Key Customer Experience Metrics and How to Track Them
A piece of paper on a wooden desk shows a graph of customer experience metrics. There is a ruler and a couple pens

Key Customer Experience Metrics and How to Track Them


There are thousands of articles out there telling you how to improve your customer service and companies trying to sell you products that will perfect your customer experience. However, they won’t do you much good if you don’t have a reliable way to measure customer experience.

Before going down the rabbit hole of CX tips and tricks, we recommend you start here. 

A strong CX strategy is built on SMART goals and metrics designed to accurately show your progress towards those goals. Once you’ve nailed down your goals, determine the metrics that are most relevant to your goals and create a system to track them.


What are the most important customer experience metrics?

We’ll cover a lot of metrics in this post, but if you don’t have time to read through them all, these three are the most essential. They apply no matter what industry or business you’re in.

Net Promoter Score (NPS)

NPS is a measurement of how loyal a customer is to a company. It’s typically calculated through a survey that asks, “On a scale of 1-10, how likely are you to recommend this company to a friend.” The combination of all responses gives you a good idea of how your customers feel about their experiences with you.

Retention rate

Your customer retention rate demonstrates how loyal your customers are. If they keep coming back, you’re doing something right. Boosting customer retention isn’t simple, but dedicating time and brainpower to creating a positive customer experience will, in time, increase retention.

Customer satisfaction (CSAT)

CSAT is calculated through questionnaires that ask “On a scale of 1 to 5, how satisfied are you with this [product/service/experience]. While it’s similar to NPS, CSAT captures customer feelings in the short-term.


Other key metrics

The following metrics are a little more niche. Many of them are only applicable when you have a contact center operation up and running. 

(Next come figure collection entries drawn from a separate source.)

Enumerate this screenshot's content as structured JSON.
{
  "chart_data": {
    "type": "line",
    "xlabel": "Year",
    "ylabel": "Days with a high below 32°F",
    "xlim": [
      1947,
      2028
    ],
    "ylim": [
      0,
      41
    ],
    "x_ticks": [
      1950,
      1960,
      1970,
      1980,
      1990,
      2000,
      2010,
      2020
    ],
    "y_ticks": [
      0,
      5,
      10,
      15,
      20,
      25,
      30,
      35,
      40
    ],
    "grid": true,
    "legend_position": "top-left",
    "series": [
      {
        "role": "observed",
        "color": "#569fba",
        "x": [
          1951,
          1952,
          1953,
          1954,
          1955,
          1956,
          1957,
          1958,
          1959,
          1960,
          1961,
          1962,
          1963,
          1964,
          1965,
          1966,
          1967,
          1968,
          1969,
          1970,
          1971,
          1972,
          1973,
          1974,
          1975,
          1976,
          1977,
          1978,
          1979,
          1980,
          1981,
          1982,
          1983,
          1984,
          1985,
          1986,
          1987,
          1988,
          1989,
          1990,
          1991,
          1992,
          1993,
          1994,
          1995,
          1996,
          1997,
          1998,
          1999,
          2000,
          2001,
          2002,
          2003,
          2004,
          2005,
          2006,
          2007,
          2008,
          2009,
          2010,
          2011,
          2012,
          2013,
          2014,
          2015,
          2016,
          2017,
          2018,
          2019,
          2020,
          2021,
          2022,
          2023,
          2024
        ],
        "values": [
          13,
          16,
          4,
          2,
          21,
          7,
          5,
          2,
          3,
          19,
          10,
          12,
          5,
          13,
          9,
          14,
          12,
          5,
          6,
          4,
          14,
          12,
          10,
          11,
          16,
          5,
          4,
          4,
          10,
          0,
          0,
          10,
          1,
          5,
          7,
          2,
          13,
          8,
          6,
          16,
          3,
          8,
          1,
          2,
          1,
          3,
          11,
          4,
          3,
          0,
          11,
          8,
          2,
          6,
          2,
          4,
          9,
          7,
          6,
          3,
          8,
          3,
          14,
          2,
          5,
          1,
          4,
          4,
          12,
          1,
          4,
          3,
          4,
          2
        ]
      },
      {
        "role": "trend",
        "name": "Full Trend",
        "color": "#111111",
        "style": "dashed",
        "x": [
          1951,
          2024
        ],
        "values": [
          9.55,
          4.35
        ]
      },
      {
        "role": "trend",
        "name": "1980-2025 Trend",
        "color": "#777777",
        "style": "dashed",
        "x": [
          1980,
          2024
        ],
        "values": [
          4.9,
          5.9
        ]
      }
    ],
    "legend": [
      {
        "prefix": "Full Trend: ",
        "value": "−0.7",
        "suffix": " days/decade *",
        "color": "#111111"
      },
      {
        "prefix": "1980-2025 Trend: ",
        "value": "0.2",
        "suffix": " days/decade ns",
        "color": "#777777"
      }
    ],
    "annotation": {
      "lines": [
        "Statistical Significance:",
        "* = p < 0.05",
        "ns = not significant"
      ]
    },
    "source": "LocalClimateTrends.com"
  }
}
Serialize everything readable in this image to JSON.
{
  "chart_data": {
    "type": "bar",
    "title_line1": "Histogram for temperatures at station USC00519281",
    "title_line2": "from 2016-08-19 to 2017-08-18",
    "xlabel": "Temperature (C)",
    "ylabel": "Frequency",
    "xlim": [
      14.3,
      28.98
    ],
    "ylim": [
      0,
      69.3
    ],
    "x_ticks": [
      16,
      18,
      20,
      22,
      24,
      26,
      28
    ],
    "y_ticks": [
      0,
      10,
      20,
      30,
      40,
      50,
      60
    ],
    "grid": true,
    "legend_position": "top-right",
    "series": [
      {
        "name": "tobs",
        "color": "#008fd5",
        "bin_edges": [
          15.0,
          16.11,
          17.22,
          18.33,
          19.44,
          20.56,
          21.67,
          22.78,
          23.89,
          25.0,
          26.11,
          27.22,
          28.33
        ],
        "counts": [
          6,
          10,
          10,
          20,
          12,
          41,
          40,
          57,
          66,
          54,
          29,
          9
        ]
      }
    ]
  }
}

First contact resolution (FCR)

This is the percentage of inquiries that are solved during the first interaction with a customer. The more times a customer has to call or email, the more frustrated they will be. To keep FCR high, prepare for frequently asked questions and be sure that your agents are well-trained.

Sentiment analysis

Many companies use AI to determine the emotions expressed by customers in communications. This process, called sentiment analysis, allows organizations to track generally how customers are feeling. It’s good to keep tabs on whether they’re sending angry emails or if they seem content when talking to you.

Average handle time

Average handle time is exactly what it sounds like. It’s the mean length of time that it takes for customer service interactions to take place. Usually, live chat will have a slightly longer handle time than phone calls, since customers may step away from their computers or type slower than they talk.

Call abandonment rate

Call abandonment rate shows the number of people who hang up before the call center has a chance to answer it. You can learn how to calculate it here. Companies should strive to keep this rate as low as possible by adjusting their IVR if necessary to make the process quick and simple.

Don’t recognize the term “IVR”? Learn all about contact center acronyms here.

Hold time

This one is obvious. No one wants to be stuck on hold for hours listening to cringey hold music! Keep track of hold times to ensure you’re adequately staffed and not angering your customers. If you notice hold times starting to creep up, it might be time to start hiring or outsourcing your customer support.

Response time

It’s important to keep response time quick. When customers are reaching out with a question or problem, it’s best not to keep them waiting. Additionally, sales usually go to whichever vendor responds first, so make sure it’s you.

Call volume

Call volume is a good benchmark for staffing purposes. It’s also helpful to track call volume by time. If you know more customers tend to call in the morning, then you will be able to add more staff appropriately. In addition to tracking volume, tracking content and topics covered can help you prepare for future calls and create resources that customers can refer to without having to call in.

Qualified lead percentage

What counts as a qualified lead may vary depending on your organization. Typically, a qualified lead is one where the potential customer has shown interest in buying and you have gathered key information from them, such as their phone number and email address. Tracking this is important so you can determine if you’re getting a lot of spam inquiries or if you need to adjust your messaging to capture your target audience better.

Read our case study on after-hours qualified lead volume


How do I track these metrics?

If you outsource your customer experience management in any capacity, then your outsourcing partner will probably already have a system in place for measuring a lot of these. Even if your partner is on top of it, it can’t hurt to keep an eye on them yourself. 

If you’re managing CX internally, appoint someone on your team to own the metrics process. Make sure you’re keeping track of data in an organized fashion (hello, Excel). And, don’t forget to regularly check in on your progress. Have all-hands meetings to discuss where you are in relation to your goals and what you need to be doing to reach them.

While it may seem daunting, tracking customer experience metrics will positively impact your strategy and allow you to better serve your customers.